16. The Supreme Court in the case of Kali Ram Vs. State of H.P., (1973) 2 SCC 808 has observed as under:
"25. Another golden thread which runs through the web of the administration of justice in criminal cases is that if two views are possible on the evidence adduced in the case, one pointing to the guilt of the accused and other to his innocence, the view which is favourable to the accused should be adopted. This principle has a special relevance in cases wherein the guilt of the accused is sought is to established by circumstantial evidence."
17. The Supreme Court again examined in State of Odisha v. Banabihari Mohapatra & Ors, (2021) 15 SCC 268 the effect of the probability of two views in cases of appeal against acquittal and held that if two views are possible on the evidence adduced in the case, one pointing to the guilt of the accused, and the other to his innocence, the view which is favourable to the accused should be adopted.
18. The Supreme Court in Sujit Biswas v. State of Assam, (2013) 12 SCC 406 has reiterated the position that suspicion, however strong, cannot replace proof. An accused is presumed to be innocent unless proven guilty beyond a reasonable doubt.
19. In the background of the law discussed herein above, we will examine the trial court's findings and evidence adduced during the trial by the witnesses to test the legality and validity of the impugned order.
20. We have perused the depositions of prosecution witnesses, documentary evidence supporting ocular versions and arguments advanced by learned counsel for the appellant. The prosecution witnesses have not supported the prosecution case. Rather the prosecution has failed to produce any independent eyewitness who can support the prosecution case and, therefore, we are unable to accept the submissions of the State counsel in view of the the judgments of the Apex Court which lay down the criteria for considering the appeals against acquittal. While going through the record, it is very clear that the Trial Court has given a categorical finding that the evidence is so scanty that the accused cannot be convicted and punished for the offence for which he was charged. The Trial Court has rightly not relied upon the statements of prosecution witnesses as they were not the independent witness and have not even witnessed the incident. The Trial Court has rightly held that no witness appeared before the Court to prove the last scene theory and the chain of circumstances is incomplete. The factual scenario in the present case will not permit us to take a different view then that taken by the Trial Court. In that view of the matter, we are unable to satisfy ourselves with the submission of learned A.G.A. for the appellant-State and we concur with the findings of the Trial Court.

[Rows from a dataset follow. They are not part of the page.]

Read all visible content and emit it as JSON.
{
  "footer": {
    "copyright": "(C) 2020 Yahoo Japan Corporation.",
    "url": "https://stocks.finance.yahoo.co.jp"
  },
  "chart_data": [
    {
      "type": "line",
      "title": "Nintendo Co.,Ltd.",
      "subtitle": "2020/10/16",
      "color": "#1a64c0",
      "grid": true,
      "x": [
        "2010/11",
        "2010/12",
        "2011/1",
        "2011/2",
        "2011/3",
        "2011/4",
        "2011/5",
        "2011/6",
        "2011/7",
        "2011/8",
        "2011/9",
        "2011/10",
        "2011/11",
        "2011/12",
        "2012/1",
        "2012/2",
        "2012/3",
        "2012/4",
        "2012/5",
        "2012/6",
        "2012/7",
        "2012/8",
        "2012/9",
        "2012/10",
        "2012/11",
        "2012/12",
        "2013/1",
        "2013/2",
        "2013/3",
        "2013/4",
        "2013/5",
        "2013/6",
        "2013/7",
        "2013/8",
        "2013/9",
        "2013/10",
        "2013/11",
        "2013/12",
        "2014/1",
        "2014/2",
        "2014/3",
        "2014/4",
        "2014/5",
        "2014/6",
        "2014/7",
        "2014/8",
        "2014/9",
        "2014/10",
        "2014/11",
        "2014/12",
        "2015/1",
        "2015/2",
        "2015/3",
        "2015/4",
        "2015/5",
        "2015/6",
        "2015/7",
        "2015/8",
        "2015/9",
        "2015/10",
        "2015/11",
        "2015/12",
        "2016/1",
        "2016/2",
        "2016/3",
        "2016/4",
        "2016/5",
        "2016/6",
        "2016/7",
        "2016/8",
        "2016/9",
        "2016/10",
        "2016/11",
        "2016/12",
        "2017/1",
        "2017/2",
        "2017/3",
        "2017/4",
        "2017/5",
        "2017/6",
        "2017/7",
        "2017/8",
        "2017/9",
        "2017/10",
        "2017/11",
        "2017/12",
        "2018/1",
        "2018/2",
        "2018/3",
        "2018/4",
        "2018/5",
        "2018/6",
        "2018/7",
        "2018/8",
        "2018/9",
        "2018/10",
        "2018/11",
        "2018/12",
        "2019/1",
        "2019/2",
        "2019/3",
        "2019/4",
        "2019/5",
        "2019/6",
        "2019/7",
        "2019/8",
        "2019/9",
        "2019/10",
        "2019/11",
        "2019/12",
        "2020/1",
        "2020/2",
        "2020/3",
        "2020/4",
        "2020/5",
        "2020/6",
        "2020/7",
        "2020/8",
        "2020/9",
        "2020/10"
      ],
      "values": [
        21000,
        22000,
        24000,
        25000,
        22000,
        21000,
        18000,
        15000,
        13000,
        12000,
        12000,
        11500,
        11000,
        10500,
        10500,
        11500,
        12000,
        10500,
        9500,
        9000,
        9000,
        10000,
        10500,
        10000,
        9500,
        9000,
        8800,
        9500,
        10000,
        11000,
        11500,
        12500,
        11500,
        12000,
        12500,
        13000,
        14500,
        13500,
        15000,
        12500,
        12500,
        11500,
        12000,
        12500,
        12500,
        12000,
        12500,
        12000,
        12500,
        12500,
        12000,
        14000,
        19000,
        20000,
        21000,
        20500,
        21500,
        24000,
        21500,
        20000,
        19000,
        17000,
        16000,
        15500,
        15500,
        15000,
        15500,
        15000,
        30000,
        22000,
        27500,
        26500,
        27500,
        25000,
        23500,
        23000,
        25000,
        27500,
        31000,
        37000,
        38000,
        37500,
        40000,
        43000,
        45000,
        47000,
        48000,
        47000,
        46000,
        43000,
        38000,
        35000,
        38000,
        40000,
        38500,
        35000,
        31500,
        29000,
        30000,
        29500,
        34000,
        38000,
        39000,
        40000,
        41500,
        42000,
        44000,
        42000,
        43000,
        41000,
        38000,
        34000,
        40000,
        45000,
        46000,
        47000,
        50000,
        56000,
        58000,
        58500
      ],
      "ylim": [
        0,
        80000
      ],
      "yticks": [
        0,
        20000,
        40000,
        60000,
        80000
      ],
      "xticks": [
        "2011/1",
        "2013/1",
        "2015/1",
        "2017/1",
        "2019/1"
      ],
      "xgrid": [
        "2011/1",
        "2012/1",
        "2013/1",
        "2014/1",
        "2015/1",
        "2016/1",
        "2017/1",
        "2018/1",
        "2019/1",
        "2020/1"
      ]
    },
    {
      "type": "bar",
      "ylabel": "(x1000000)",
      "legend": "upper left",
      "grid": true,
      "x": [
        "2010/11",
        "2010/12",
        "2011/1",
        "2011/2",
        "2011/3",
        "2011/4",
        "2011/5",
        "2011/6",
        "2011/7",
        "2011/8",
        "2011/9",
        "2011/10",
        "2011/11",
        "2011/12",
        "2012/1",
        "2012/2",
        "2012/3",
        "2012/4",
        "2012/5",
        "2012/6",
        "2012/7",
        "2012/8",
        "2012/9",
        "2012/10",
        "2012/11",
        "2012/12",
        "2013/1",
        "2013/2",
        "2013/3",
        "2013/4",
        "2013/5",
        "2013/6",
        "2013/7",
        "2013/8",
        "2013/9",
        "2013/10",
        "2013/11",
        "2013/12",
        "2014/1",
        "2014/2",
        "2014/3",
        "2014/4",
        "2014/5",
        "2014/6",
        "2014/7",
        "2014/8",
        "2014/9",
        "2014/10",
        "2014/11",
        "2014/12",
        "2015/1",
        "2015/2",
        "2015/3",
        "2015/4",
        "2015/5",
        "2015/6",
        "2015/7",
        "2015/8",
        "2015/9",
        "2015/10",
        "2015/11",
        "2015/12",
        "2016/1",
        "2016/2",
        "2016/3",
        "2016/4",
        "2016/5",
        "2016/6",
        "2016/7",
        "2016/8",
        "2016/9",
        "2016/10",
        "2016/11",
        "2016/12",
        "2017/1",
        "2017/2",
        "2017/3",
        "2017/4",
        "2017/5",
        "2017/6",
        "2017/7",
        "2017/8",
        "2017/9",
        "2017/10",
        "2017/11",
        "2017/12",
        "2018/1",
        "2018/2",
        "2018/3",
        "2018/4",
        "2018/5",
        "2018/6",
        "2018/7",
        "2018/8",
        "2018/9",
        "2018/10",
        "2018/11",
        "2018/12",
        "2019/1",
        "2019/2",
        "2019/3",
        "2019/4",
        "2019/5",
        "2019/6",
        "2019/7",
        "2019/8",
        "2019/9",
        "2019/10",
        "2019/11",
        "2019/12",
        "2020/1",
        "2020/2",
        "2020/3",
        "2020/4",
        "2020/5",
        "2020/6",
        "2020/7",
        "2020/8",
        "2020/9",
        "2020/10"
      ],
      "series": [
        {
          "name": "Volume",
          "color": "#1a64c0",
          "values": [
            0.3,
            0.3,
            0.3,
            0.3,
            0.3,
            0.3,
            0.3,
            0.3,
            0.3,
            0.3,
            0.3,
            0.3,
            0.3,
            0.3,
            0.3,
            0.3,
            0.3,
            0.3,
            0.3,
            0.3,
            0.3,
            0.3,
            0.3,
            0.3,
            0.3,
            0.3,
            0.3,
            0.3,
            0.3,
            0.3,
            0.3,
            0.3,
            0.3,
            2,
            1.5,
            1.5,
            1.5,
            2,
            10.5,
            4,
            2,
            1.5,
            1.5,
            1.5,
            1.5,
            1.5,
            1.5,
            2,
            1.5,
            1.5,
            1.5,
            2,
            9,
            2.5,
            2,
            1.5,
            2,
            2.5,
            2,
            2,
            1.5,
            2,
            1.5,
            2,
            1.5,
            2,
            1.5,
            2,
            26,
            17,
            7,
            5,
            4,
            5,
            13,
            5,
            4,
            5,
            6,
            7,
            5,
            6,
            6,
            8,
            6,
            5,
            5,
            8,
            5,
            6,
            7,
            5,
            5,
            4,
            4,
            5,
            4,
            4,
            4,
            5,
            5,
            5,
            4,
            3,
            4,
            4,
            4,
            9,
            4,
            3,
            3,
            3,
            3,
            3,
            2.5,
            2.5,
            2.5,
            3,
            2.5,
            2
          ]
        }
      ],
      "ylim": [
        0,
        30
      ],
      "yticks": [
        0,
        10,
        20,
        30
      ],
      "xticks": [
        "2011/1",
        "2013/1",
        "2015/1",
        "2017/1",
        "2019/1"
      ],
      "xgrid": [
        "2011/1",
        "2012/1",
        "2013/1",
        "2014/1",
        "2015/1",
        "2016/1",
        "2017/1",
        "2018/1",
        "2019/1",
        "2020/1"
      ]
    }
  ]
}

21. The judgment of the trial court is well considered and learned counsel for the appellant is unable to point out any perversity in the findings recorded by the trial court.
22. In view of the above, application seeking leave to appeal is rejected.
Order on Government Appeal No. 884 of 2024
In view of the fact that application seeking leave to appeal has been rejected, the government appeal stands dismissed.
Let Trial Court's Record along with a copy of this judgment be sent to the trial court within two weeks.